Cade aprova fusão entre Citrosuco e Citrovita, mas impõe acordo

Empresas devem assinar um termo que visa manter a capacidade de negociação dos produtores independentes, que se sentem prejudicados pela operação

Célia Froufe e Eduardo Rodrigues, da Agência Estado,

14 de dezembro de 2011 | 18h28

BRASÍLIA - O Conselho Administrativo de Defesa Econômica (Cade) aprovou nesta quarta-feira, 14, por unanimidade, a criação da maior empresa do mundo de suco de laranja, a partir da fusão da Citrosuco/Fischer e da Citrovita, do grupo Votorantim. Impôs, no entanto, que as companhias assinassem um Termo de Compromisso de Desempenho (TCD) visando a preservar a capacidade de barganha dos produtores independentes, que se sentem prejudicados pela operação.

Nesse documento, as companhias deverão abrir informações para os produtores. Além disso, o Cade determinou o congelamento da expansão de pomares próprios das empresas a fim de reduzir seu poder de barganha sobre os citricultores. Por fim, as empresas terão de assinar contratos de longo prazo com produtores, que terão mais segurança em sua atividade.

O relator do processo, Carlos Ragazzo, explicou que sua intenção foi a de preservar ao máximo os citricultores da fusão que cria a gigante. Ele admitiu, porém, que o acordo não sana todos os desequilíbrios existentes no mercado entre a indústria e os vendedores de laranja.

Ragazzo salientou que, após a fusão anunciada em maio do ano passado, a maior concorrente do negócio, a Cutrale, perderia a liderança. Se aprovado, o negócio criará uma empresa com 45% do mercado produtor de suco de laranja no Brasil e superará a Cutrale, que detém 35%. Ele também salientou que no período de 2003 a 2009 houve retração de 8% do consumo de laranja. No mundo, a queda foi de 6% no mesmo período. Há expectativa de crescimento de mercado no Brasil, já que o consumo per capita é inferior a de países como Estados Unidos e Canadá.

Poder de barganha

A avaliação feita sobre o poder de barganha gerado pelas empresas não permite dizer, de acordo com o relator, que a perspectiva é positiva para os próximos anos e, no caso da concorrência, não prevê o aumento de rivalidade no mercado. "A avaliação sobre a imposição de preços aos produtores é complexa, já que a argumentação é a de que os menores custos de produção passem para o preço final para o consumidor e se torne mais competitivo no mercado", considerou. "Mas a relação não é direta e pode ocasionar distorções de preços."

Pomares

O acordo que determina o "congelamento" dos atuais pomares da Citrosuco e da Citrovita deve evitar que as empresas ampliem a produção própria da fruta em detrimento do aumento de compras de laranja dos citricultores independentes. A informação é da advogada da Citrovita, Gianne Nunes.

Ela explicou ainda que há a obrigação das companhias de passar informações aos produtores por dez anos. Nos dois casos, a contagem de tempo começa amanhã (15). Gianne esclareceu que não houve uma determinação, por parte do Cade, da fixação de um prazo para os novos contratos de compra de fruta firmados entre citricultores e a nova empresa. Mais cedo, o relator do processo de fusão no Cade, Carlos Ragazzo, havia dito que haveria um alongamento dos contratos. "As negociações seguirão livres", afirmou Gianne.

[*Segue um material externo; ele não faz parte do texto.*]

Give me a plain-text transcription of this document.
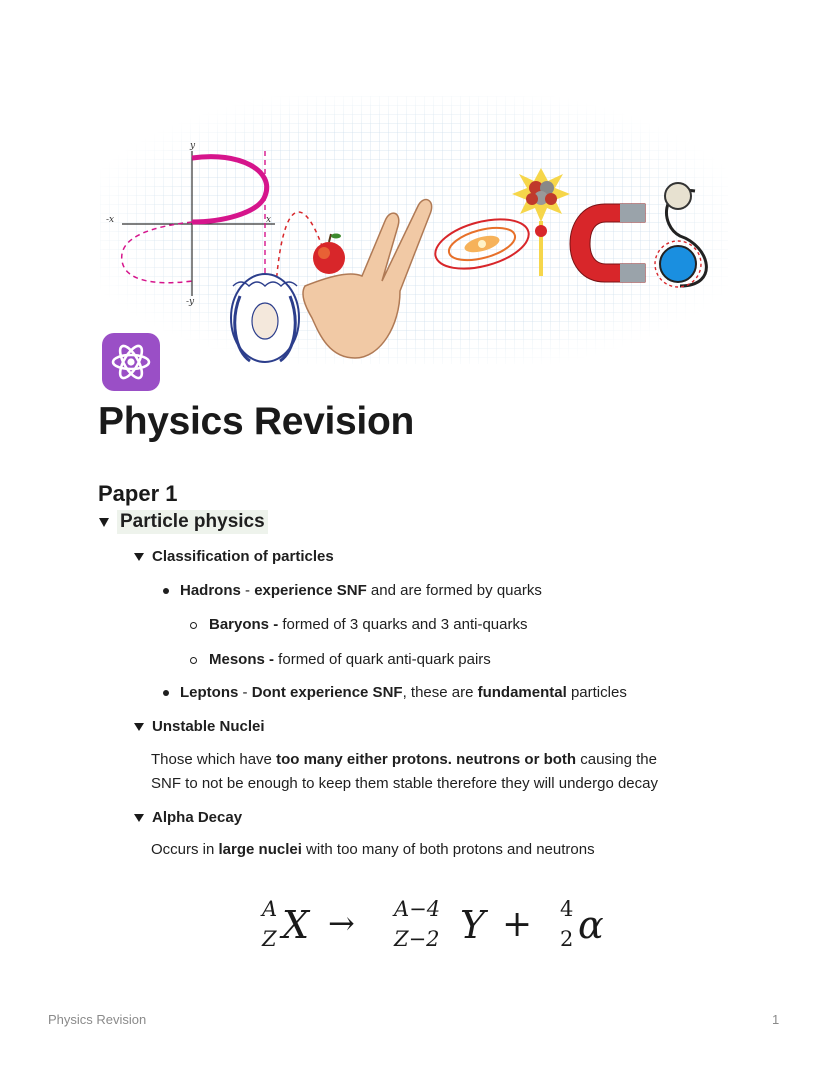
y
-y
-x	x
Physics Revision
Paper 1
Particle physics
Classification of particles
Hadrons - experience SNF and are formed by quarks
Baryons - formed of 3 quarks and 3 anti-quarks
Mesons - formed of quark anti-quark pairs
Leptons - Dont experience SNF, these are fundamental particles
Unstable Nuclei
Those which have too many either protons. neutrons or both causing the
SNF to not be enough to keep them stable therefore they will undergo decay
Alpha Decay
Occurs in large nuclei with too many of both protons and neutrons
A
Z X → A−4
Z−2 Y + 4
2 α
Physics Revision	1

A advogada disse ainda que se o acordo fechado com o Cade não for cumprido, as empresas terão de pagar multas cujo valor não foi revelado. "Podem ter certeza que as multas são significantes para que a gente cumpra o acordo", disse. Indagada se o relator teria condicionado a aprovação da fusão ao acordo, Gianne se esquivou. "O que ficou claro é que a gente deveria fechar o acordo."

Já o advogado da Citrosuco, Fábio Beraldi, considerou duras as medidas incluídas no acordo mas afirmou que empresas não tiveram outra saída a não ser aceitá-las. "Remédios são remédios; nunca desejamos tê-los, mas em alguns momentos eles são necessários", disse.

O presidente da Associação Brasileira de Citricultores (Associtrus), Flávio Viegas, mostrou desconfiança em relação ao cumprimento do trato. "A fiscalização do cumprimento do acordo pelo Cade nos preocupa", resumiu. No entanto, segundo Viegas, a proposta "atenua bem" o desequilíbrio no setor e atende parte das reivindicações dos produtores. "Vamos ver como isso vai se materializar, pois o jogo da indústria é isolar a Associtrus das discussões", afirmou. Para ele, a indústria possui "mil saídas" e por isso é difícil monitorar suas operações.